Are you on the Department of Revenue and Taxation’s E-list?
TAXPAYERS who are conveniently connected to officials and employees at the Department of Revenue and Taxation as well as local politicians are likely to make it to the agency’s “E-list” and get their tax refunds ahead of others, court documents revealed.
Although the expedited tax refund program has been suspended this year, records filed with the federal court yesterday exposed the practice of apparent favoritism that has allegedly been taking place at the department for many years.
Led by taxpayer Rea Milaiza O. Paste, the plaintiffs in the tax refund class action against the government of Guam asked the federal court yesterday to issue a permanent injunction compelling DRT to reform its administration of tax refunds and follow a fair policy across the board.
Represented by lawyer Ignacio Cruz Aguigui, the plaintiffs also asked federal judge Consuelo Marshall to issue a summary judgment declaring DRT in violation of the Organic Act and the Equal Protection Clause of the Fourteenth Amendment.

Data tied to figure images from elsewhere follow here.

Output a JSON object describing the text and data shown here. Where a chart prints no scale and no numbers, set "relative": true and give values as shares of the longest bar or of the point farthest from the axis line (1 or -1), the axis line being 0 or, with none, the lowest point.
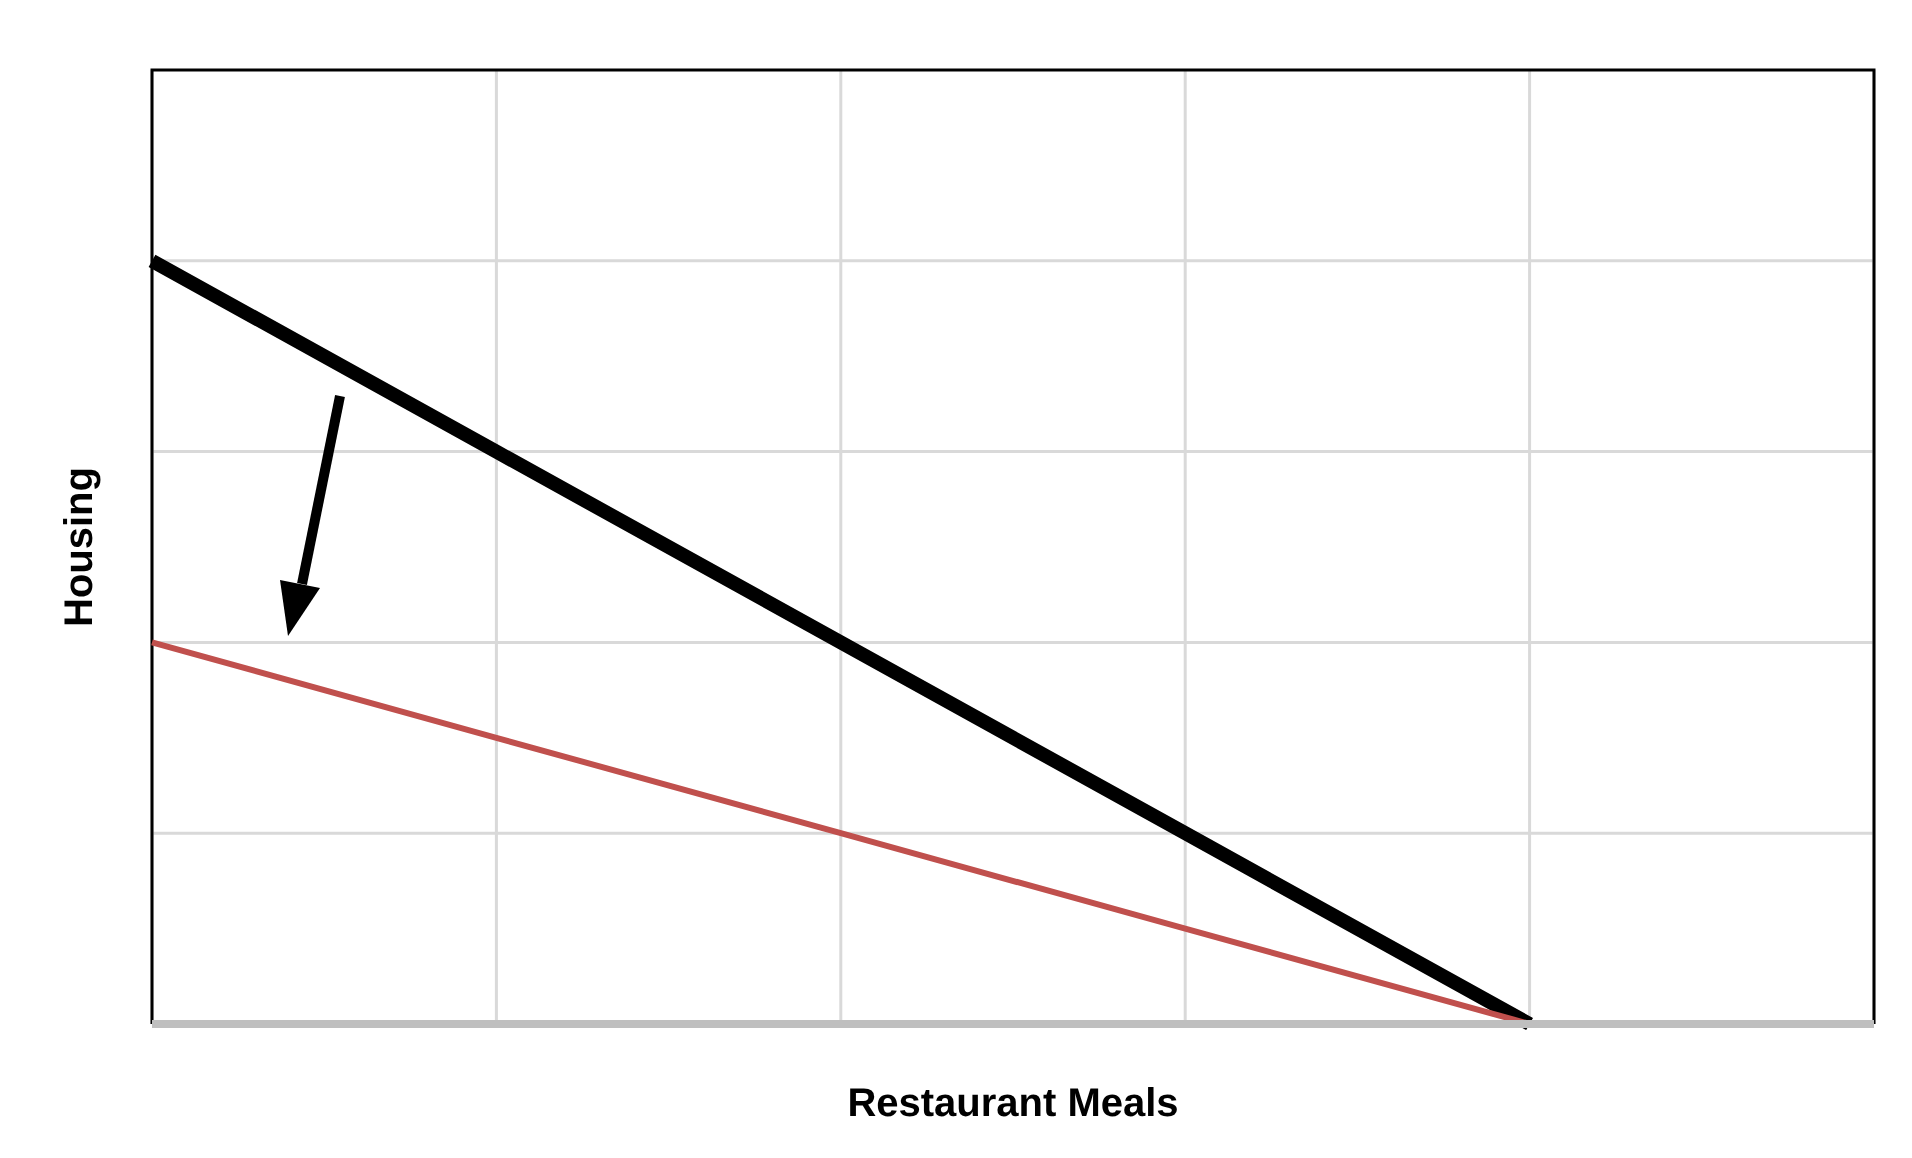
{
  "chart_data": {
    "type": "line",
    "relative": true,
    "xlabel": "Restaurant Meals",
    "ylabel": "Housing",
    "grid": true,
    "categories": [
      null,
      null,
      null,
      null,
      null,
      null
    ],
    "series": [
      {
        "color": "#000000",
        "values": [
          1,
          0.75,
          0.5,
          0.25,
          0,
          null
        ]
      },
      {
        "color": "#c0504d",
        "values": [
          0.5,
          0.375,
          0.25,
          0.125,
          0,
          null
        ]
      }
    ]
  }
}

Details of the tax refund lobbying practices at the agency were revealed through depositions of DRT employees, who confirmed that top officials at the department each have their own “expedite” lists of favored taxpayers, and that the “first-in, first-out” policy was not always being followed.
“The lists are typically hand-carried to an employee at DRT’s Electronic Processing Branch and they are sometimes supplemented or superseded by phone calls,” court documents said.

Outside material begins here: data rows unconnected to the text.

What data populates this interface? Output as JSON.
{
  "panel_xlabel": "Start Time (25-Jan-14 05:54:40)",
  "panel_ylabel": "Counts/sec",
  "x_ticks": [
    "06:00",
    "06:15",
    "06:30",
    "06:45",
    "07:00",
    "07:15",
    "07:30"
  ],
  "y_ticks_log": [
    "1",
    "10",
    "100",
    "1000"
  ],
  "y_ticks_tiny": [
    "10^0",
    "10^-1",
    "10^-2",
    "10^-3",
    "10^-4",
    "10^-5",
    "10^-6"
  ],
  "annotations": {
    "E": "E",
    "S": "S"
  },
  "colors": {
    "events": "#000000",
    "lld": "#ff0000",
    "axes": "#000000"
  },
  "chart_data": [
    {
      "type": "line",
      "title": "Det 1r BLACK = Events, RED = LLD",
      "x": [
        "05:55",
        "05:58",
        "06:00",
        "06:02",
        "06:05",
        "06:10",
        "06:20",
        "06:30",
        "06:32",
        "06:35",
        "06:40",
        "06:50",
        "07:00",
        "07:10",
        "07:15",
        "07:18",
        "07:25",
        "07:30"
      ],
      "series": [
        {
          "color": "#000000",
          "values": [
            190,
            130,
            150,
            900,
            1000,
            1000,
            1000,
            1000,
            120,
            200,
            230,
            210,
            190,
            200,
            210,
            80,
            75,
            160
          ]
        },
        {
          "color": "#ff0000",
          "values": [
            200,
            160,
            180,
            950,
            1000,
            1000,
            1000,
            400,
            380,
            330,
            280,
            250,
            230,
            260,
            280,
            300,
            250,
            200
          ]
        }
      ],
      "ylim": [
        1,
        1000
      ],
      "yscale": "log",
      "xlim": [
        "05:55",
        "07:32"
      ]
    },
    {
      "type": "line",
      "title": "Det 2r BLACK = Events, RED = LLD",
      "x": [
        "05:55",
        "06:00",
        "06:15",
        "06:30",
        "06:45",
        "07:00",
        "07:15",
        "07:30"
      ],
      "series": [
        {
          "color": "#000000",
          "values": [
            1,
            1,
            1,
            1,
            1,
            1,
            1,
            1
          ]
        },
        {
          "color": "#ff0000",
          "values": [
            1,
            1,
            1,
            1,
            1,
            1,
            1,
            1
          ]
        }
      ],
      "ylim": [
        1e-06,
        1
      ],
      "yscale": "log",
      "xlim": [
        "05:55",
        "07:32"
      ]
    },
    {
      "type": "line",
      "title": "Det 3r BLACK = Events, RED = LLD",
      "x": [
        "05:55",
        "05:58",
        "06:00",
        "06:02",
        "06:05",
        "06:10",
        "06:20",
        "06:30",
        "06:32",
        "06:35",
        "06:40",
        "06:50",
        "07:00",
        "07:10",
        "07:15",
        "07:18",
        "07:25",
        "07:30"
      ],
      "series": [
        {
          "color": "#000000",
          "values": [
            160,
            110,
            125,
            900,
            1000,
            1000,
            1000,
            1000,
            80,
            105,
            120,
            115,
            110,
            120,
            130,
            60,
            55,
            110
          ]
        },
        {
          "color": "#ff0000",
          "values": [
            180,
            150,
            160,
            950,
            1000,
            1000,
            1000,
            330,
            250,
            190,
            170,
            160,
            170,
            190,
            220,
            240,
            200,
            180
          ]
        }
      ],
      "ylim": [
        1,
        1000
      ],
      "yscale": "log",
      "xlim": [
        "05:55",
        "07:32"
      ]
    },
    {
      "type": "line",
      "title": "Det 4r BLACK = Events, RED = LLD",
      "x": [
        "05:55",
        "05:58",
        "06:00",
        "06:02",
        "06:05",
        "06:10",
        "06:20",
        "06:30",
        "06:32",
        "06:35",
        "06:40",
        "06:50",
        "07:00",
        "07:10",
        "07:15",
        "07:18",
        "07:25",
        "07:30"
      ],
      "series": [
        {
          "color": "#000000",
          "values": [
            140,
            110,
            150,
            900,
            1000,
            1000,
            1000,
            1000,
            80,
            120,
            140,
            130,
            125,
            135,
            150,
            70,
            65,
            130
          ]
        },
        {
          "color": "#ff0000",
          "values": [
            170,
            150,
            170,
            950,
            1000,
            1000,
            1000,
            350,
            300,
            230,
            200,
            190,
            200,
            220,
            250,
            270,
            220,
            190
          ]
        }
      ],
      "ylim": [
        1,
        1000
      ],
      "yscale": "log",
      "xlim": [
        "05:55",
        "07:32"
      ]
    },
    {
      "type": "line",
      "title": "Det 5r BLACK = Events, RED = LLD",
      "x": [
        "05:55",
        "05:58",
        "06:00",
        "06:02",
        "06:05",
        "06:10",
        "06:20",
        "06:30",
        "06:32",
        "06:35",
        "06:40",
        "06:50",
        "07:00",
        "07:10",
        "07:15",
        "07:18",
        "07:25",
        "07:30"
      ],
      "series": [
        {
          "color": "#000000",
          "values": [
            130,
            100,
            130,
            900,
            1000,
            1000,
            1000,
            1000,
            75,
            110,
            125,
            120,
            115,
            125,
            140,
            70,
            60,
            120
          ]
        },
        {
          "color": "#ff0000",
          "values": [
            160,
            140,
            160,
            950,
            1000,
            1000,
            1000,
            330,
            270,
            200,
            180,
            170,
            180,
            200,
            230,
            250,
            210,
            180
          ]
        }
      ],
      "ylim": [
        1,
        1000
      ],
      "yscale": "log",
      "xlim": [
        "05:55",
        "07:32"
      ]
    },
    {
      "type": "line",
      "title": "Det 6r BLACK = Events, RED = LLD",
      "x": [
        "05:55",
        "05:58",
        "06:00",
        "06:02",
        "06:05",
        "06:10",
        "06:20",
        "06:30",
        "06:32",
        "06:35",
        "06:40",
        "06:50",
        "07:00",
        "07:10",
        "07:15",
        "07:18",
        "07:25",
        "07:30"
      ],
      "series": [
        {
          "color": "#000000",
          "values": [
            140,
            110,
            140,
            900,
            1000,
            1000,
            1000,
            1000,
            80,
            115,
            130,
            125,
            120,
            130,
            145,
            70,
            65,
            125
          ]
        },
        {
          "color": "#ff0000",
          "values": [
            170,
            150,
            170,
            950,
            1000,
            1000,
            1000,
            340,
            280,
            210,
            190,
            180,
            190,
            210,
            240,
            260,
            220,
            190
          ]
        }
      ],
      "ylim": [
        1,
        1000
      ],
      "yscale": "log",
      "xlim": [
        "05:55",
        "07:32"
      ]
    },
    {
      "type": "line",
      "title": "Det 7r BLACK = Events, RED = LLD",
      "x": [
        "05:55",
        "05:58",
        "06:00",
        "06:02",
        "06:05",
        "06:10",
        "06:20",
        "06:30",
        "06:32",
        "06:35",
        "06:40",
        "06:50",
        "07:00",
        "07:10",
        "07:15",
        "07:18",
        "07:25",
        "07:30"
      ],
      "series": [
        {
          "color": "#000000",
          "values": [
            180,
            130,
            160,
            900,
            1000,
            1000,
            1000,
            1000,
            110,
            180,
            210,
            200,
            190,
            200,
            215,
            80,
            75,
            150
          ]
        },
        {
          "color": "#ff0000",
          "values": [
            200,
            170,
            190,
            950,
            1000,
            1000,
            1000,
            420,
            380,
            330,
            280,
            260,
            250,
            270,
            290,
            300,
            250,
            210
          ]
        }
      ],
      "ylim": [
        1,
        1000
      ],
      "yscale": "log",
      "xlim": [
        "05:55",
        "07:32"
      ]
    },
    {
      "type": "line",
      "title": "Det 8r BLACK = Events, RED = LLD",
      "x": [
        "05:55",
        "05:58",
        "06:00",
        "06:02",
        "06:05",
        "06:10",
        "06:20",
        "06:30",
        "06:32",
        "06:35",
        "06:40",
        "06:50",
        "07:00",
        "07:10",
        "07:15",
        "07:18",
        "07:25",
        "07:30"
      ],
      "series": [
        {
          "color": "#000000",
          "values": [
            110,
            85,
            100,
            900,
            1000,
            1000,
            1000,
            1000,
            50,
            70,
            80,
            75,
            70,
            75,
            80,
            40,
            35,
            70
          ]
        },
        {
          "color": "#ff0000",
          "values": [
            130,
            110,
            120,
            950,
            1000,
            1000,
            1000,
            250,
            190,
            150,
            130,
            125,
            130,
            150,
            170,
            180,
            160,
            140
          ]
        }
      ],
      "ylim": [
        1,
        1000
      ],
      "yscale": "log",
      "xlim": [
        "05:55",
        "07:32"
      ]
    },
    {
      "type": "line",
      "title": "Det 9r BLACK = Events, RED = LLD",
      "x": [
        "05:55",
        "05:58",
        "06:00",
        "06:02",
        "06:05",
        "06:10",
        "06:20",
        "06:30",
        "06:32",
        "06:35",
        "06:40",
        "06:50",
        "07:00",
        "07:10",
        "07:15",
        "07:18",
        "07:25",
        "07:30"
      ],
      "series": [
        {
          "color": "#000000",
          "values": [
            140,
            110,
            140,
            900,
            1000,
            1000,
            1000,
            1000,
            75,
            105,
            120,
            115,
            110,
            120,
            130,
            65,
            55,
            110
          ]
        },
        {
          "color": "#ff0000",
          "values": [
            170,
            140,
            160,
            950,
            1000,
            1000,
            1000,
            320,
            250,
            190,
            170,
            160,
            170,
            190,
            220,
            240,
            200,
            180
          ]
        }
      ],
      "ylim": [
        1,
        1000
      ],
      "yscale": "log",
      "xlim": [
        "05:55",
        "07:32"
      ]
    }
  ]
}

Among the identified officials with E-lists are the director, deputy director, tax service administrator, insurance commissioner and tax enforcement administrator. Some DRT employees also create their own lists, according to court documents.
“Even government officials who do not work at DRT and thus have no regular access to most of the requested tax refunds have lists and thus have a say in who receives expedited tax refunds,” the plaintiffs’ motion said.
According to DRT employees deposed in court, prerequisites for expedited tax refunds – in theory – included medical-related expenses, death or funeral expenses and “miscellaneous hardships.”
Taxpayers were required to fill out forms substantiating their claims. They were supposed to receive their tax refunds in the order the requests and tax returns were filed.
DRT employees, however, admitted these requests were often “set aside” and often not revisited unless the taxpayers made follow-up calls.
According to court documents, DRT did not use the taxpayers’ income as a basis for expediting tax refunds. “Thus, millionaires are ‘absolutely’ permitted to apply for expedited tax refunds,” the plaintiffs said.
Court documents said an average of 5,000 tax refunds worth $15 million were expedited between 2005 and 2009, and only 40 percent of the approved requests were supported by documentations.
“Taxpayers bypass the first-floor counter and instead go upstairs to demand a meeting with high-level DRT officials, while others who do not go to DRT ask Guam’s politicians to intercede on their behalf,” the plaintiffs said.
The plaintiffs said prohibiting the expedited tax refund practice “would not create any burden.” On the contrary, they said, it would relieve DRT of added tasks.
“DRT officials and employees said expediting tax refunds only increased their work load and interfered with regular tax processing,” the plaintiffs’ motion read. “The injunction would only bring the defendants in line with federal policies they are already required to follow under the Organic Act.”